With this post I will share most of my knowledge regarding major scripting optimizations and common misconceptions regarding optimization. There I won’t talk about algorithms, as it’s a different kind of optimization:
- Cache locality
- Parallel computation
- Allocation overhead
- Common misconceptions
Cache locality
Cache locality is a big thing in programming. But sadly on Roblox it is often ignored due to a common misconception that in high-level languages it is impossible to make cache-friendly code. Which I consider to be wrong.
In fact, here is an example of a cache miss and the benefit of the cache locality at the same time:

The first 3 are the first-ever calls to the functions in the stack, and as you see, those take a HUGE amount of time. Your goal is to decrease those cache misses as much as possible. In this code the first cache miss was unavoidable, but we compensated for it via reusing those already cached functions in the code. Which resulted in a very high-performance code. It was also assisted by the fact that the instances that were operated on were created at the same time. Which resulted in something similar to an array structure, making the CPU far easier to predict where the code will access next.
You can decrease the number of cache misses by making the memory footprint of your game smaller. This can be achieved in various ways; I won’t describe all of them, but here are the two common ones:
- Batching work for a single function that does 1 task on an array of objects
- Avoiding unstructured object creation
A common misconception is that you should cache EVERY operation in Lua code, like:
local FindFirstChild = script.FindFirstChild
While this is a good practice if you process in bulk. It is actually a very bad practice when such cached functions are only used once per task. As those cached functions will be kept in the stack, polluting the caches and making actually useful code be flushed. I described it in more detail here.
Parallel computation
Which includes Vectors, CFrames, and Roblox’s parallel model. Here you need to understand that default math operations that are done in Vectors/CFrames are far more optimized. If you don’t understand the scale of just how much. It’s basically like comparing a Ford A to a Bugatti. Even native Luau code is poorly pipelined, let alone ignoring the fact that it does not use any SIMD. Unlike Roblox’s math, which really shines with CFrames, as multiplying a CFrame by a CFrame is as cheap as multiplying a number and a number. The reason is extreme pipelining and SIMD instruction use. These are considered parallel computations.
And as much as possible, you should use parallel computations. But you also need to understand that most of them are expensive to set up. With Roblox’s parallel model, it’s barely worth it. It’s only worth beginning at around 100 raycasts or similar computation required.

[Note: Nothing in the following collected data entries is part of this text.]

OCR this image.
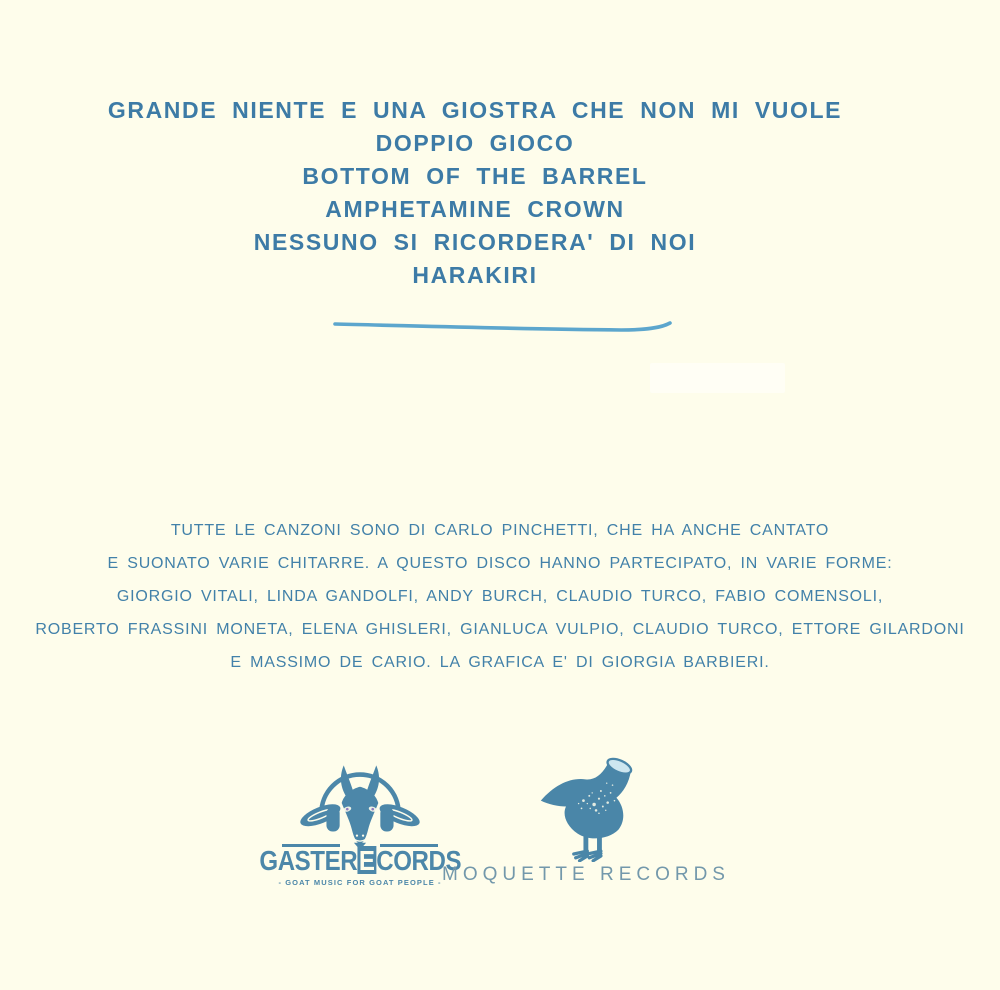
GRANDE NIENTE E UNA GIOSTRA CHE NON MI VUOLE
DOPPIO GIOCO
BOTTOM OF THE BARREL
AMPHETAMINE CROWN
NESSUNO SI RICORDERA' DI NOI
HARAKIRI
TUTTE LE CANZONI SONO DI CARLO PINCHETTI, CHE HA ANCHE CANTATO
E SUONATO VARIE CHITARRE. A QUESTO DISCO HANNO PARTECIPATO, IN VARIE FORME:
GIORGIO VITALI, LINDA GANDOLFI, ANDY BURCH, CLAUDIO TURCO, FABIO COMENSOLI,
ROBERTO FRASSINI MONETA, ELENA GHISLERI, GIANLUCA VULPIO, CLAUDIO TURCO, ETTORE GILARDONI
E MASSIMO DE CARIO. LA GRAFICA E' DI GIORGIA BARBIERI.
GASTERECORDS
- GOAT MUSIC FOR GOAT PEOPLE - MOQUETTE RECORDS
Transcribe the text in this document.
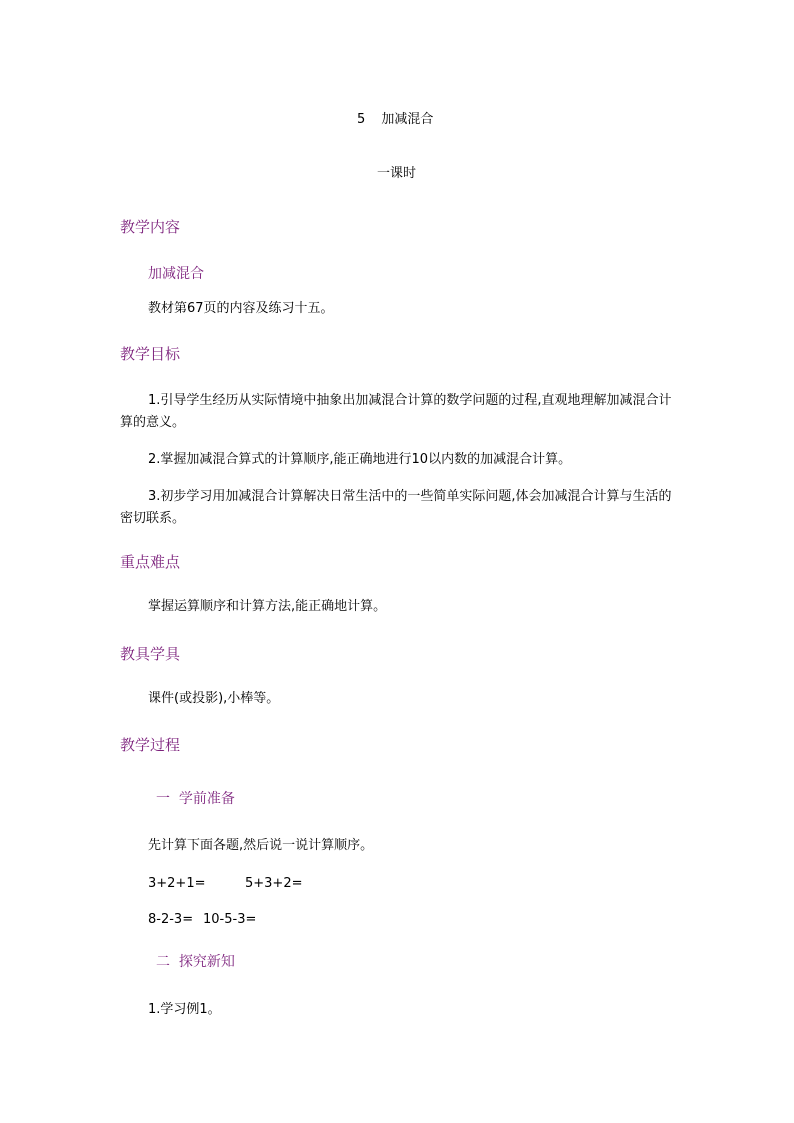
5 加减混合
一课时
教学内容
加减混合
教材第67页的内容及练习十五。
教学目标
1.引导学生经历从实际情境中抽象出加减混合计算的数学问题的过程,直观地理解加减混合计算的意义。
2.掌握加减混合算式的计算顺序,能正确地进行10以内数的加减混合计算。
3.初步学习用加减混合计算解决日常生活中的一些简单实际问题,体会加减混合计算与生活的密切联系。
重点难点
掌握运算顺序和计算方法,能正确地计算。
教具学具
课件(或投影),小棒等。
教学过程
一  学前准备
先计算下面各题,然后说一说计算顺序。
3+2+1=	5+3+2=
8-2-3= 10-5-3=
二  探究新知
1.学习例1。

Because of the cache miss you are going to get after synchronizing with the main thread for a single value computed, it will probably make it far less worth it.
You might be able to cheapen up the synchronization by doing something like
local computer = {}
RunService.Heartbeat:ConnectParallel(function()
computer[1] = 12
-- do stuff
end)
RunService.Heartbeat:Connect(function()
workspace.Name = tostring(computer[1])
-- apply computation to instances trough the shared table
end)
This avoids direct synchronization calls and instead will make your code purely rely on Roblox’s default synchronization. As parallel computation is run before the main event.
Allocation overhead
This is a common disagreement between programmers; some suggest allocation before the task to save up on general memory. Others suggest pre-allocating and then using the space in the task to avoid the allocation overhead.
Both parties are wrong and right. So basically it’s contextual. But when should we allocate and pre-allocate? If allocation is small, like 8 bytes, then it’s far better to just allocate at runtime, like caching a function before the task. But if it’s something huge measured in 200 bytes. Then pre-allocation is a lot more worth it. While sure it does pollute the RAM, it still avoids the massive overhead that 200-byte allocation will bring.
In the case of Roblox, the answer is very simple. Any table is worth caching. It can be an instance, an object, strings, etc. Built-ins like vectors and numbers aren’t worth caching because they have a small memory footprint as is.
Common misconceptions
Native code is an instant performance booster:
No it’s not, in fact in it’s current state it’s only as good for optimizing a tit bit basic number computations. Lack of simd and still poor pipelining won’t make your code be faster than raw luau. by some big margin.